1) In 1953, Henri-Georges Clouzot released The Wages of Fear, a particularly nihilistic and delightful suspense-thriller adapted from a novel by Georges Arnaud. After a leisurely expository opening that depicts the plight of a bunch of expatriate men trapped in poverty and squalor in the fictional South American town of Las Piedras, an oil fire three hundred miles away obliges the American Southern Oil Company to enlist four of those men to drive two trucks full of explosive nitroglycerin across ramshackle mountain roads. If and when the nitroglycerin arrives, then the SOC can use it to put out the fire. Even though they know it is likely to be a suicide mission, men compete for the job and the $2000 pay that may get them out of the country.
2) The Wages of Fear depicts a nice range of debasement, exploitation, and corruption, both political and personal. I like the image of the customs official sitting on his spine and massaging one bare foot on the table as he accepts a ten dollar bribe from Jo (Charles Vanel) to let him into the country. The relationship between the American Southern Oil Company and the natives instantly reminded me of Halliburton's human rights violations. Moreover, Mario is dismissive and rude to the lovestruck bar maid Linda (Vera Clouzot). Mario dumps her in the mud when she tries to appeal to him to not go on the suicide mission. If you work hard and try to get ahead, as Luigi does, then you end up with concrete in your lungs, and a roommate who calls you a "chump."
3) Oddly, insofar as it focuses on a group of expatriates trying to escape a country while hanging out in a bar, The Wages of Fear resembles Casablanca, only without the American patriotism and the love story (quite the opposite). Clouzot calls attention to the similarity by the way he shoots a plane flying overhead, the path of the plane's shadow suggesting the possibility of escape.
4) In this movie made 50 years before this age of peak oil, how did Clouzot know so far in advance just how destructive American love for oil would prove to be? The Southern Oil Company officials cynically view the loss of human life as a natural consequence of their pursuit for profit. Clouzot perfectly emblematizes the negative effects of oil late in the film when Mario and Jo have to immerse themselves and the truck in an oil pool, with Jo getting his leg crushed in the process.
5) The Wages of Fear resembles Deliverance in the way the adventure defines each man's strength, but there's not much heroism for anyone, only each man's relative ability to confront and manage his fear. Mario admits to his fear at the outset, yet he weathers it the best, whereas the older Jo (Charles Vanel) proves a coward under the pressure of the truck drive. Fear wears men down in this film, and even though the classic set piece action scenes may resemble something out of an Indiana Jones film, no one gets to enjoy Indiana's impervious defiance of danger.

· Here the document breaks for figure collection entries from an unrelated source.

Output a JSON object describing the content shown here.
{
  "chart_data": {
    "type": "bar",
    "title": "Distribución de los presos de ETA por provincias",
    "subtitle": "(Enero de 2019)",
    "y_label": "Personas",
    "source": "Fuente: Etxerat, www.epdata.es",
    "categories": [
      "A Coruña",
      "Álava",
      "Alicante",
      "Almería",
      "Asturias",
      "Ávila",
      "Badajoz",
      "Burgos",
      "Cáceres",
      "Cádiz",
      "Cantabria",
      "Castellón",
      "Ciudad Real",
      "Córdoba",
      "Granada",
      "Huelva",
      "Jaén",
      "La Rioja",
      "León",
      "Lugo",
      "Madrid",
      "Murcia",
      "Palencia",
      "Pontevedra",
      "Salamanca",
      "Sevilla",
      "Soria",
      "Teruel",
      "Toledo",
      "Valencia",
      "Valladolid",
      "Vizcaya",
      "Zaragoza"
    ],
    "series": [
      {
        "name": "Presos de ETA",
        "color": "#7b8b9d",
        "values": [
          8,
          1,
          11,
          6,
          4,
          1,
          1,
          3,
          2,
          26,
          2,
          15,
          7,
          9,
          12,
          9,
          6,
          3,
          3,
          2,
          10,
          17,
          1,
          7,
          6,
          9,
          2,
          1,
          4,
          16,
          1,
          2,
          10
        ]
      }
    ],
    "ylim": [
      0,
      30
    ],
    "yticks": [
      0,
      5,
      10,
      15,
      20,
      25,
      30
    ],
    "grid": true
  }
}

6) Oddly, I like the opening scenes in Las Piedras the best, perhaps because of the black and white cinemagraphy of Armand Thirard, perhaps because the squalor is so extreme, and yet there are moments of joy mixed in with the despair amongst the villagers, and the extremity of their hardscrabble existence is so compelling. As Clouzot explained in an interview listed in the Criterion edition booklet:
"The striking setting, the complex human drama, and the terrifying accessory of the truck loaded with explosives allowed me to choose as my target--in a series of episodes linked to each other only by the lonely human characters--not the picaresque narrative but the epic. Yes, an epic whose major key was courage, and its antithesis. Because it's contrast that's at the foundation of my cinematic conception. In the script, as in the unfolding drama, as in the characters, as in the editing, I sought a montage of permanent shock."
Clouzot's extreme, shocking, and despairing vision back in 1953 turned out to be prescient---an accurate picture of the human cost of our current dependence on oil.